Depuis le 1er janvier 2009, le régime de l'auto entrepreneur permet à tout un chacun de créer son activité indépendante. La gestion administrative et la comptabilité sont simplifiées à l'extrême, ce qui a séduit de nombreuses personnes aux profils très variés.

Les deux premières années, la création d'auto entreprise a connu un essor fulgurant avant de baisser fortement puis de stagner entre 2011 et 2017. La cause principale était selon les économistes la mise en place de la cotisation foncière des entreprises (CFE) que tous les auto entrepreneurs étaient tenus de payer quel que soit leur chiffre d'affaires.

Entre juillet 2017 et juillet 2018, le nombre d'auto entreprise a connu un essor fulgurant : + 23,8%, soit plus que la hausse de la création d'entreprise sur la même période (+ 15,8%). Deux grandes raisons peuvent expliquer cette tendance :

  • Développement de la plateformisation de l'économie : des sociétés telles qu'Uber, Foodora ou encore Deliveroo se développent et leurs coursiers possèdent le statut d'auto entrepreneur. Et de nombreuses plateformes (Malt, Yoss, Brigad, Badakan, Crème de la Crème…) se sont développées pour mettre en relation employeurs et indépendants. Elles peuvent s'adresser aux étudiants, aux professionnels de la tech, du marketing et de la communication, mais aussi de l'hôtellerie-restauration.
  • Politique en faveur des auto entrepreneurs : Durant la campagne électorale de 2017, Emmanuel Macron avait promis la mise en place de mesures permettant d'augmenter la création d'entreprises, y compris d'auto entreprises. Ainsi, le plafond de chiffre d'affaires de l'auto-entreprise a été doublé le 1er janvier 2018. Dans le même esprit, le "Plan indépendants" présenté en septembre 2017 a promis la suppression progressive du RSI, véritable "terreur" des indépendants. Et l'exécutif ne compte pas en rester là puisqu'il est en train de voter la réforme de l'assurance chômage permettant (sous de strictes conditions) d'élargir l'assurance-chômage à certains indépendants. En 2019, le gouvernement envisage également de mieux protéger les salariés travaillant pour des plateformes. Il souhaite aller plus loin que la majorité précédente qui quelques jours avant la passation de pouvoir, avait publié un décret pour mieux protéger les salariés ubérisés. La loi Pacte prévoit également des mesures pour permettre le développement des auto entreprises (voir ci-dessous).

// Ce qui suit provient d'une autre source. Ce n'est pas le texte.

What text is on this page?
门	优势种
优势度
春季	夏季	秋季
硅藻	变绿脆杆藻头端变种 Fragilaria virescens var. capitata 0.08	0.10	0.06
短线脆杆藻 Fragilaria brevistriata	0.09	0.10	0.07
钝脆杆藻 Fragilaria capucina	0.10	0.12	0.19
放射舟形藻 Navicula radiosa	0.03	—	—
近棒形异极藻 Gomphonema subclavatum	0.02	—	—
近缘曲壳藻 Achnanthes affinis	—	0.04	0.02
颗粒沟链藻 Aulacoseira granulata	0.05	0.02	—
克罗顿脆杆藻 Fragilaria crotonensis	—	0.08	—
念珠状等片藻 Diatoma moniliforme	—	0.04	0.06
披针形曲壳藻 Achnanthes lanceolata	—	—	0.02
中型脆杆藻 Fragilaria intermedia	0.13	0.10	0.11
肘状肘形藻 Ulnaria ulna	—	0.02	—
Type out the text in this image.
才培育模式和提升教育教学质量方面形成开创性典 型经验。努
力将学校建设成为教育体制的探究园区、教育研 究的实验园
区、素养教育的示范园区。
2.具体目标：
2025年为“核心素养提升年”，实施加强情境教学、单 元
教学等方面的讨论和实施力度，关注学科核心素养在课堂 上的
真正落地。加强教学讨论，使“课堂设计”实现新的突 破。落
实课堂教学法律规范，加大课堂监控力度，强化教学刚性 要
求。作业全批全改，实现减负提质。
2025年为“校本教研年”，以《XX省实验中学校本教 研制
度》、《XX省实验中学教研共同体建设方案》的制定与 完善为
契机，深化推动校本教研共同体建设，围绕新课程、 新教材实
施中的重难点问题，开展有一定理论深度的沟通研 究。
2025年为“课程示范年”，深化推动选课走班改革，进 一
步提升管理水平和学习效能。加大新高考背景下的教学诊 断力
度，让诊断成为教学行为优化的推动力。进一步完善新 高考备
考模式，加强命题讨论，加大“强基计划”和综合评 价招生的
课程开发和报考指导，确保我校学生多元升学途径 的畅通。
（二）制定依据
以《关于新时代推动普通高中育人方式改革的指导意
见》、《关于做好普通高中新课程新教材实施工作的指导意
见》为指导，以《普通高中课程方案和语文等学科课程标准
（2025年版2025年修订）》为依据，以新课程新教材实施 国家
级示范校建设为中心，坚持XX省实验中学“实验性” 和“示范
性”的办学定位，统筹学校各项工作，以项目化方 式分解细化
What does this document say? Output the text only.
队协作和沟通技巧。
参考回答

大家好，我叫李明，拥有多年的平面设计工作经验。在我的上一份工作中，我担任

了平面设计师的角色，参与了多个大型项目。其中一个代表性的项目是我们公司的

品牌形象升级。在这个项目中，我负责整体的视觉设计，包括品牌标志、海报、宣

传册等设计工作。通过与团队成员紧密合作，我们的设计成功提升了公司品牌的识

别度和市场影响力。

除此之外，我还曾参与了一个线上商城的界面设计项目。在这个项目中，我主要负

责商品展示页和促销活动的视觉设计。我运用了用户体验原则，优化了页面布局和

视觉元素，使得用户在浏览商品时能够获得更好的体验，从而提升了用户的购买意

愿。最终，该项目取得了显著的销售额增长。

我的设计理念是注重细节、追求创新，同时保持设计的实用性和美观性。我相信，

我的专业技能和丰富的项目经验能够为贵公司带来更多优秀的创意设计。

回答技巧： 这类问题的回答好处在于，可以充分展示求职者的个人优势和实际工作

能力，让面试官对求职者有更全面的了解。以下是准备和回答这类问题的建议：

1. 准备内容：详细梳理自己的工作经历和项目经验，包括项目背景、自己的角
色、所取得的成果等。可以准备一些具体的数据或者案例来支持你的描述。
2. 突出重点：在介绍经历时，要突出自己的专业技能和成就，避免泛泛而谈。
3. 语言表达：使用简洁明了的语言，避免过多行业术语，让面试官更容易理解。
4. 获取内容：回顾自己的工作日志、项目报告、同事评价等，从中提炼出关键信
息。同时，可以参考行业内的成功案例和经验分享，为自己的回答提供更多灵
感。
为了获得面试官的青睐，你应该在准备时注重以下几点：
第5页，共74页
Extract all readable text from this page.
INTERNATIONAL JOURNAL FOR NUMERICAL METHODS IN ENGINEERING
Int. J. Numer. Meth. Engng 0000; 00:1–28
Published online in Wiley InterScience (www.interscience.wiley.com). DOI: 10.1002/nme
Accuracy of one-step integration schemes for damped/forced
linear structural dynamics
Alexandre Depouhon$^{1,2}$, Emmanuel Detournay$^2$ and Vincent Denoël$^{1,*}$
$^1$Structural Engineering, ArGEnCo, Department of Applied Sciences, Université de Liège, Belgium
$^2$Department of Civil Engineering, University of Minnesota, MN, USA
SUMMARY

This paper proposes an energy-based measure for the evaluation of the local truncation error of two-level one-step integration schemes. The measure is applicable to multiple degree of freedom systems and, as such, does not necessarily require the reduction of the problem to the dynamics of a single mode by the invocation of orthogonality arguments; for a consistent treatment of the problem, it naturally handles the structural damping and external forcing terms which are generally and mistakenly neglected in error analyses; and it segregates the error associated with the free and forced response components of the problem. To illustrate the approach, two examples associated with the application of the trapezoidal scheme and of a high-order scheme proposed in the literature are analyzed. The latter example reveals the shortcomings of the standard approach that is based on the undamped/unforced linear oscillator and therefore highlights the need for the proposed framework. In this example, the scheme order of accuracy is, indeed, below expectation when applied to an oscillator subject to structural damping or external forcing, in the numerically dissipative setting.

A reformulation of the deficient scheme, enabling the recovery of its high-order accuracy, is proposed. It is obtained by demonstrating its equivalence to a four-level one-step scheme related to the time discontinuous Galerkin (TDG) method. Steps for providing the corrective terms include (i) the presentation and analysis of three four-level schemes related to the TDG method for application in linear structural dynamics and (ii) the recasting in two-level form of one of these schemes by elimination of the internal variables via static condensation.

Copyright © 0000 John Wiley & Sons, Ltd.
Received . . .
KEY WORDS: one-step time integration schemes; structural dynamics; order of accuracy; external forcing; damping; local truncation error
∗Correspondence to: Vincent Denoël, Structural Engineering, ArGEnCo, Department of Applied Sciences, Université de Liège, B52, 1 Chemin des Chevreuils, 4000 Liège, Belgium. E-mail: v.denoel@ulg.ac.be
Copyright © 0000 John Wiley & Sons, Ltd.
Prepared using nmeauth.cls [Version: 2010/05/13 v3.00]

Même si l'auto entrepreneuriat repart à la hausse, celui-ci est plus souvent une source de revenu complémentaire qu'un travail à plein temps. Ainsi, sur l'année 2016, le chiffre d'affaires moyen d'une auto-entreprise s'élevait à 9 816 euros (contre 9 322 euros en 2011). Il s'agit d'une somme à peine supérieure à la moitié du montant annuel du Smic brut en 2018 ( 17 981,64 euros).

Petite précision sémantique : le terme officiel et micro-entreprise. Mais dans le langage courant, c'est bel et bien le terme auto entreprise qui est le plus répandu.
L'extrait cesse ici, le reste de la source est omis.